I suppose I am what you’d call a recovering perfectionist, and putting down the embarrassment and hatred of my clumsiness was one thing that I have put down recently. It was a big step for me in releasing the need to fit in. To fit in, you had to be perfect. That included not being clumsy, not being fat, not being single, not being childless, not being unsuccessful, and all the other things women ‘should’ be. So 6 months ago, I took myself off on a retreat in Bali, and vowed I’d do something really scary – I vowed I would JUST BE ME. Honestly me. Unapologetically me. Vulnerably me. Imperfect me. And that scared the absolute shit out of me, because FITTING IN!! But I did it anyway, as I hear that the universe listens to the brave…. I spoke my truth and learned to let go of the fear of judgement (and that includes self-judgement). I allowed myself to be clumsy, and said things that I would have normally held my tongue on, for fear of looking stupid. I stood in a bikini in my imperfect body under a waterfall, and cried my face off in front of a group of strangers. And something incredible happened. I wasn’t kicked out of the group. I was embraced. I was celebrated. I learned that the only acceptance that mattered, was my own. And when you do finally grasp such a foreign concept, a funny thing happens. You attract amazing people. Not average people – AMAZING people (There’s also science around this, and it’s all about vibrational frequency and energy and stuff – and you can’t argue with science). You attract people that you want to be around, and people that will lift you up even if you are clumsy, or don’t have a body like Elle Macpherson, or a fabulous career as a neurosurgeon.

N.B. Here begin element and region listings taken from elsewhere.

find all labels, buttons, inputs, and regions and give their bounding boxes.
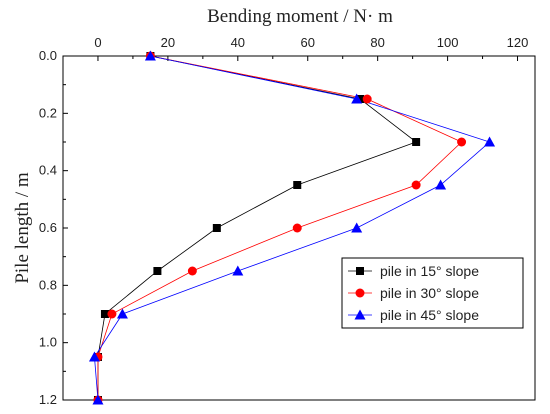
series-3-point — [435, 179, 447, 190]
series-3-point — [232, 265, 244, 276]
series-line-2 — [97, 55, 463, 400]
y-axis-title: Pile length / m — [12, 172, 33, 284]
y-tick-label: 0.0 — [39, 48, 57, 63]
series-2-point — [457, 137, 467, 147]
series-1-point — [153, 267, 162, 275]
axis-ticks: 0 20 40 60 80 100 120 0.0 0.2 0.4 0.6 0.8 1.0 1.2 — [39, 35, 528, 407]
series-3-point — [351, 93, 363, 104]
series-3-point — [92, 394, 104, 405]
x-axis-title: Bending moment / N· m — [207, 6, 393, 27]
legend-label: pile in 45° slope — [380, 307, 479, 323]
series-line-3 — [94, 55, 491, 401]
series-1-point — [412, 138, 421, 146]
legend: pile in 15° slope pile in 30° slope pile i… — [341, 257, 524, 329]
legend-box — [341, 257, 524, 329]
series-1-point — [100, 310, 109, 318]
series-3-point — [88, 351, 100, 362]
series-2-point — [107, 309, 117, 319]
series-1-point — [293, 181, 302, 189]
series-3-point — [484, 136, 496, 147]
legend-marker — [355, 288, 365, 298]
x-tick-label: 20 — [161, 35, 175, 50]
series-3-point — [116, 308, 128, 319]
series-2-point — [292, 223, 302, 233]
x-tick-label: 120 — [507, 35, 529, 50]
x-tick-label: 80 — [370, 35, 384, 50]
legend-label: pile in 15° slope — [380, 263, 479, 279]
x-tick-label: 40 — [231, 35, 245, 50]
legend-marker — [354, 309, 366, 320]
series-markers — [88, 50, 496, 405]
series-1-point — [212, 224, 221, 232]
y-tick-label: 0.8 — [39, 277, 57, 292]
y-tick-label: 0.6 — [39, 220, 57, 235]
y-tick-label: 1.2 — [39, 392, 57, 407]
x-tick-label: 100 — [437, 35, 459, 50]
y-tick-label: 1.0 — [39, 335, 57, 350]
series-3-point — [351, 222, 363, 233]
series-1-point — [356, 95, 365, 103]
series-3-point — [144, 50, 156, 61]
series-line-1 — [97, 55, 417, 400]
y-tick-label: 0.2 — [39, 105, 57, 120]
legend-label: pile in 30° slope — [380, 285, 479, 301]
series-2-point — [411, 180, 421, 190]
x-tick-label: 0 — [94, 35, 101, 50]
legend-marker — [356, 267, 364, 275]
y-tick-label: 0.4 — [39, 163, 57, 178]
series-2-point — [362, 94, 372, 104]
series-lines — [94, 55, 491, 401]
series-2-point — [187, 266, 197, 276]
x-tick-label: 60 — [301, 35, 315, 50]
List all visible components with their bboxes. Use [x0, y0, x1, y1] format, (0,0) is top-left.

Long gone are the days where having cutoff jeans are important. It doesn’t matter what I’m seeing in front of me, or in the mirror, and it doesn’t matter that I fit in. I know I don’t want to be average. I want to be me. I want to be unique. And I want to surround myself with other unique and amazing people. I want my ‘average’ to be ‘fucking phenomenal’ to most people’s standards. So I’m going to continue working on that, because it’s been amazing so far. And it makes being happier a hell of a lot easier when you’re unapologetically clumsy and fucking phenomenal.